Antrag gegen Antrag: Der Streit zwischen der Ampel-Koalition und der Union über die richtige Unterstützung der Ukraine in ihrem Abwehrkampf gegen Russland wird sich in dieser Woche im Bundestag voraussichtlich weiter verschärfen.
Die größte Oppositionsfraktion hat einen Vorschlag für einen Antrag vorgelegt, in dem sie fordert, die deutschen Waffenlieferungen »in Quantität und Qualität unverzüglich und spürbar« zu intensivieren. Das schließe auch schwere Waffen ein. Die Union bot SPD, Grünen und FDP zugleich an, ein gemeinsames Papier zu erarbeiten. Die Ampel-Fraktionen arbeiten jedoch an einem eigenen Antrag.
Antragsentwurf der Union
Die Union fordert in ihrem Papier, Deutschland müsse sich jetzt »seinen Verbündeten in EU und Nato anschließen und einen entschlossenen Beitrag zur Stärkung der ukrainischen Selbstverteidigungskräfte leisten - auch und gerade mit schweren Waffen«. Der Antragsentwurf liegt der Deutschen Presse-Agentur vor, zuerst hatte die »Süddeutsche Zeitung« darüber berichtet.

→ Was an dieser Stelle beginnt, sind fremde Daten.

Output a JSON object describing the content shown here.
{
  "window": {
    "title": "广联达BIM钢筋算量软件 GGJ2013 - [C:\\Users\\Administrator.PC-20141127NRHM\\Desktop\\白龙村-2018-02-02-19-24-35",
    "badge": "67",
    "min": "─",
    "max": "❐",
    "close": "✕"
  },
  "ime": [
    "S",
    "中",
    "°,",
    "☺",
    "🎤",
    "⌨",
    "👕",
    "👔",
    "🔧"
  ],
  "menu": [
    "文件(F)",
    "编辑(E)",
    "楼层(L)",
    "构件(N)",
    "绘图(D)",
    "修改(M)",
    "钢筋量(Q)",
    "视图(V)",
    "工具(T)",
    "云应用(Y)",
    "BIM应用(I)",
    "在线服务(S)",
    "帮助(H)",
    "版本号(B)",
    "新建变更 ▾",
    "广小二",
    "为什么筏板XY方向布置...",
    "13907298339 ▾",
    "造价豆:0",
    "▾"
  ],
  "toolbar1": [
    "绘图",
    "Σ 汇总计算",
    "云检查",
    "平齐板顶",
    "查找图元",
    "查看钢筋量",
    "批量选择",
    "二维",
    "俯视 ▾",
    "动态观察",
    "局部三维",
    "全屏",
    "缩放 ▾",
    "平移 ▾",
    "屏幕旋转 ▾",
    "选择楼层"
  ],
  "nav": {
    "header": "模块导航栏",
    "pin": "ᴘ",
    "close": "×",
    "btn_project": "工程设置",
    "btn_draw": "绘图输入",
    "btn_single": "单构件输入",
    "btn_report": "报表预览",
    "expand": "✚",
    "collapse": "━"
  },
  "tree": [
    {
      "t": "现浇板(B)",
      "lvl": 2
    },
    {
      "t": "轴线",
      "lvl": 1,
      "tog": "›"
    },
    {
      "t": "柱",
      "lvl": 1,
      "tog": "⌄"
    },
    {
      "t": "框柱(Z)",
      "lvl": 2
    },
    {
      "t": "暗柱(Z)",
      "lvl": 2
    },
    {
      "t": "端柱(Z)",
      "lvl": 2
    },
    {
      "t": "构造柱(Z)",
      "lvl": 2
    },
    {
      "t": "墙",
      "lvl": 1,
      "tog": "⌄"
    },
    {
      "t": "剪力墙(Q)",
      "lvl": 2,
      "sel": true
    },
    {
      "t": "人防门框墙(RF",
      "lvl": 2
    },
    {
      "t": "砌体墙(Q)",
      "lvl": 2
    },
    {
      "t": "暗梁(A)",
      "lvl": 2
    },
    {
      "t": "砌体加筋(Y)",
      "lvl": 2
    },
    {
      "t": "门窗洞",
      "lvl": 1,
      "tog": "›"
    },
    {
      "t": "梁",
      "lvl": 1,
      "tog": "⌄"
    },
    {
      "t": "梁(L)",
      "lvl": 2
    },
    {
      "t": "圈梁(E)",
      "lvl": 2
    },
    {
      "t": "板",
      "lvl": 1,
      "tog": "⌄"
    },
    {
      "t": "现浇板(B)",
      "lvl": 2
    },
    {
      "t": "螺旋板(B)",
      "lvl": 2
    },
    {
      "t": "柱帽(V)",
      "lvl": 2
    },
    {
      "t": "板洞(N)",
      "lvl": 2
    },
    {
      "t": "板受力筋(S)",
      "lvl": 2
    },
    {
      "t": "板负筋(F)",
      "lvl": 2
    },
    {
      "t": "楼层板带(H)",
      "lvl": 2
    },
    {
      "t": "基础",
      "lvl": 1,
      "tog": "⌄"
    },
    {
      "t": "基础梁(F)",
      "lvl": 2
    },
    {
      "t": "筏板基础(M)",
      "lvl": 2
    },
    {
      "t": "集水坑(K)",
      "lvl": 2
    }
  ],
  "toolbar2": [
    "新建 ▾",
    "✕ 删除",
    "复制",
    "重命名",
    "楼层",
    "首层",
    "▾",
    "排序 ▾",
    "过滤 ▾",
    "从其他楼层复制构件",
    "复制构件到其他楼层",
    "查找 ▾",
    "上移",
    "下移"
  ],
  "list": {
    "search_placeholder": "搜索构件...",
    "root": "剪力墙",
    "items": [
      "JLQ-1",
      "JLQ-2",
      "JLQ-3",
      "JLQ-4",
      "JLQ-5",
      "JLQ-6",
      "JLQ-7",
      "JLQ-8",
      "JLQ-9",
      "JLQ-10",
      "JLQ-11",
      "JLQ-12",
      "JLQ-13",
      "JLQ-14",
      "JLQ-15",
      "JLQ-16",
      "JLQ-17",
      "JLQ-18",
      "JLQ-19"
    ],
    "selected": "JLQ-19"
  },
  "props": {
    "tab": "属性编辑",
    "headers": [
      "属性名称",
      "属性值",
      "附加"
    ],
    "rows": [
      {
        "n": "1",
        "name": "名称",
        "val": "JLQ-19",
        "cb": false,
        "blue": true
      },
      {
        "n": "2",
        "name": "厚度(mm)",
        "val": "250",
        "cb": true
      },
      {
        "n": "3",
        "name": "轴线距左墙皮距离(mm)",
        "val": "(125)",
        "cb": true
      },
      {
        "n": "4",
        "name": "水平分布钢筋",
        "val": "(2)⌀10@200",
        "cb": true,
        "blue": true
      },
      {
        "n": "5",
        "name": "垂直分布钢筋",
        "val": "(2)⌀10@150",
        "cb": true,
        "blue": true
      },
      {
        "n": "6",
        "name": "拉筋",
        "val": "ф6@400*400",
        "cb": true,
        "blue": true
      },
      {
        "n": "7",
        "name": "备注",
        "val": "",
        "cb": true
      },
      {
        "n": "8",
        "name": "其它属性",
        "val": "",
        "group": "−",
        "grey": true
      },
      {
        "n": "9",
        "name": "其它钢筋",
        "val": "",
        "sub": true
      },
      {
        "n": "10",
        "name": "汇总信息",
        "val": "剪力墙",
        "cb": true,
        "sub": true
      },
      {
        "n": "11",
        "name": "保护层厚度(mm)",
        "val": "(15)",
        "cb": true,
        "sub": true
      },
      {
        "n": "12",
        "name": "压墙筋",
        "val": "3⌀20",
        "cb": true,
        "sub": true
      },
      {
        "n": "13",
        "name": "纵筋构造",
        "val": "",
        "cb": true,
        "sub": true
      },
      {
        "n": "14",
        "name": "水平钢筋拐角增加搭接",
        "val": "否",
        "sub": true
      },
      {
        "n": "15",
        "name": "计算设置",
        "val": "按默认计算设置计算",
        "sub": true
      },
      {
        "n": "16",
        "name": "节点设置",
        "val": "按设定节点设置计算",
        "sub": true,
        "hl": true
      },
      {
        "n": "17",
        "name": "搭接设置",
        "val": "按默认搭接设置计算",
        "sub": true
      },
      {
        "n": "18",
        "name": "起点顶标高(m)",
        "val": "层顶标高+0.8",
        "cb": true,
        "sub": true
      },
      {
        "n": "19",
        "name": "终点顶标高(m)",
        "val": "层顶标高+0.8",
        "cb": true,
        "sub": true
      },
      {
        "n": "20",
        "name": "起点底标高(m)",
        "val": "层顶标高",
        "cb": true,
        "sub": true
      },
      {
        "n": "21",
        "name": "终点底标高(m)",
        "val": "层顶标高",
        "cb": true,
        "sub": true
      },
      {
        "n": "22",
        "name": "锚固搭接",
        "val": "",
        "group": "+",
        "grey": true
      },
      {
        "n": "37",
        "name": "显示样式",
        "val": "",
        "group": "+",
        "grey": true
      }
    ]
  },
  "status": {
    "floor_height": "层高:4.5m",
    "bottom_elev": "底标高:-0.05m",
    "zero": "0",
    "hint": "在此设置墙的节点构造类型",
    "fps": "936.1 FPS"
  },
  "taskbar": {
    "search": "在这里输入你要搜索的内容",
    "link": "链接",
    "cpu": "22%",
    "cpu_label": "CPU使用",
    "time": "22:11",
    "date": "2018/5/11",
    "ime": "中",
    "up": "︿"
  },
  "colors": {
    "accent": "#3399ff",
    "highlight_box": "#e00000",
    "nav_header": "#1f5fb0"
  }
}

Konkret wird die Bundesregierung aufgefordert, »aus verfügbaren Beständen der Bundeswehr in größtmöglichem Umfang Rüstungsgüter direkt für die Ukraine bereitzustellen und unverzüglich dorthin zu liefern, inklusive «schwerer Waffen» wie gepanzerte Waffensysteme (darunter Kampfpanzer und Schützenpanzer) und Artilleriesysteme«. Geliefert werden sollten auch weitreichende Aufklärungsmittel, Führungsausstattungen, Schutzausrüstungen, Mittel zur elektronischen Kampfführung, Gewehre, Munition, Flugabwehrraketen, Panzerabwehrwaffen »sowie aller weiterer erforderlichen Mittel zur Bekämpfung der russischen Invasionstruppen«.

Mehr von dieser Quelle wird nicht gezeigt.